Une personne sans abri dort dans un wagon de métro le 29 décembre 2025 à New York. /VCG

Fin 2025, un terme issu de la culture du jeu – « kill line » – est devenu viral sur les réseaux sociaux chinois. Dans les jeux vidéo, cela marque le moment où la santé d'un personnage chute si bas qu'un seul coup est mortel.

Appliqué au monde réel, il reflète une dure réalité aux États-Unis : une perte d’emploi, une urgence médicale ou une facture inattendue pourrait pousser une personne ordinaire de la stabilité à la misère presque du jour au lendemain.

C’est ce qu’un livestreamer utilisant le pseudonyme d’Alex a raconté aux internautes chinois à propos de son travail à temps partiel d’assistant légiste à Seattle, où il a observé que des milliers d’Américains vivaient à un choc de la misère, sans pratiquement aucun tampon entre la classe moyenne et le sans-abrisme.

Ses histoires bizarres et macabres, des nuits d'Halloween sous la pluie glaciale de Seattle, à la manipulation de cadavres et aux morgues débordantes, l'ont aidé à gagner 500 000 abonnés en seulement un mois. Des extraits et des transcriptions de ses vidéos, ainsi que des témoignages troublants, continuent de toucher un public encore plus large.

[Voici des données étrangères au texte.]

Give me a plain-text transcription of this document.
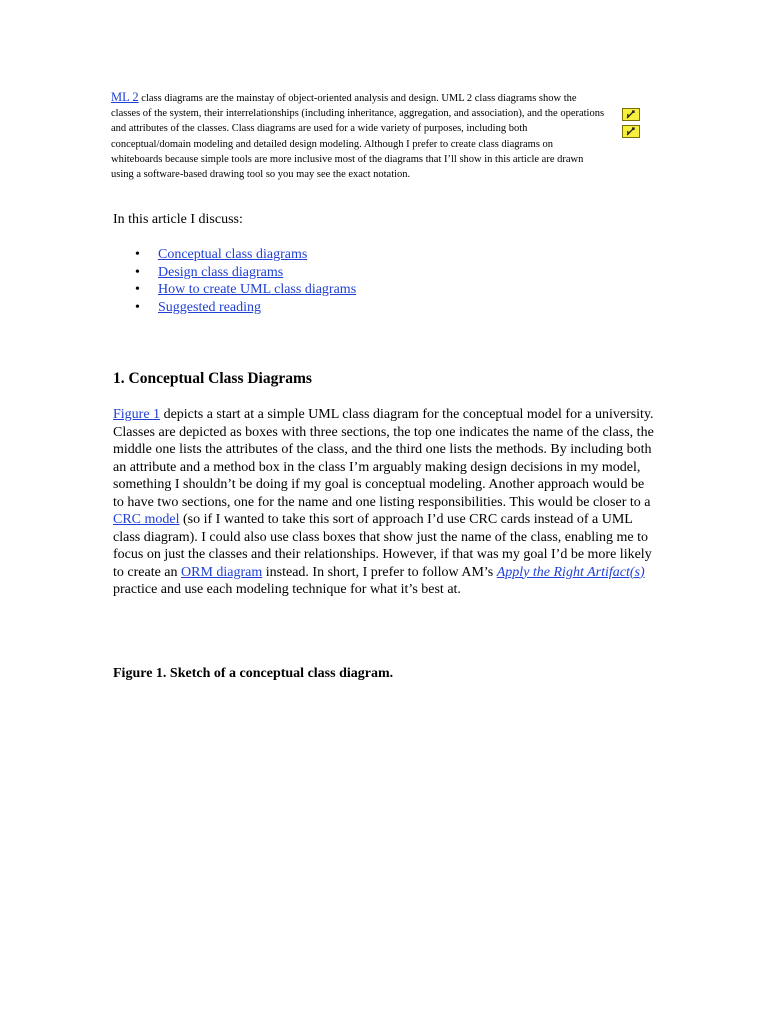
ML 2 class diagrams are the mainstay of object-oriented analysis and design. UML 2 class diagrams show the classes of the system, their interrelationships (including inheritance, aggregation, and association), and the operations and attributes of the classes. Class diagrams are used for a wide variety of purposes, including both conceptual/domain modeling and detailed design modeling. Although I prefer to create class diagrams on whiteboards because simple tools are more inclusive most of the diagrams that I’ll show in this article are drawn using a software-based drawing tool so you may see the exact notation.
In this article I discuss:
• Conceptual class diagrams
• Design class diagrams
• How to create UML class diagrams
• Suggested reading
1. Conceptual Class Diagrams
Figure 1 depicts a start at a simple UML class diagram for the conceptual model for a university. Classes are depicted as boxes with three sections, the top one indicates the name of the class, the middle one lists the attributes of the class, and the third one lists the methods. By including both an attribute and a method box in the class I’m arguably making design decisions in my model, something I shouldn’t be doing if my goal is conceptual modeling. Another approach would be to have two sections, one for the name and one listing responsibilities. This would be closer to a CRC model (so if I wanted to take this sort of approach I’d use CRC cards instead of a UML class diagram). I could also use class boxes that show just the name of the class, enabling me to focus on just the classes and their relationships. However, if that was my goal I’d be more likely to create an ORM diagram instead. In short, I prefer to follow AM’s Apply the Right Artifact(s) practice and use each modeling technique for what it’s best at.
Figure 1. Sketch of a conceptual class diagram.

Vous pouvez douter de l’exactitude de ses descriptions, mais vous ne pouvez pas détourner les yeux des chiffres : selon le Département américain du logement et du développement urbain, fin 2024, aux États-Unis, le nombre de sans-abri s’élevait à 771 480. Beaucoup n’étaient pas chroniquement pauvres mais appartenaient autrefois à la classe ouvrière ou moyenne. Un rapport de la Réserve fédérale publié en mai 2025 révèle que 37 % des adultes américains ne pourraient pas couvrir une dépense d'urgence de 400 $ sans emprunter ou vendre des actifs.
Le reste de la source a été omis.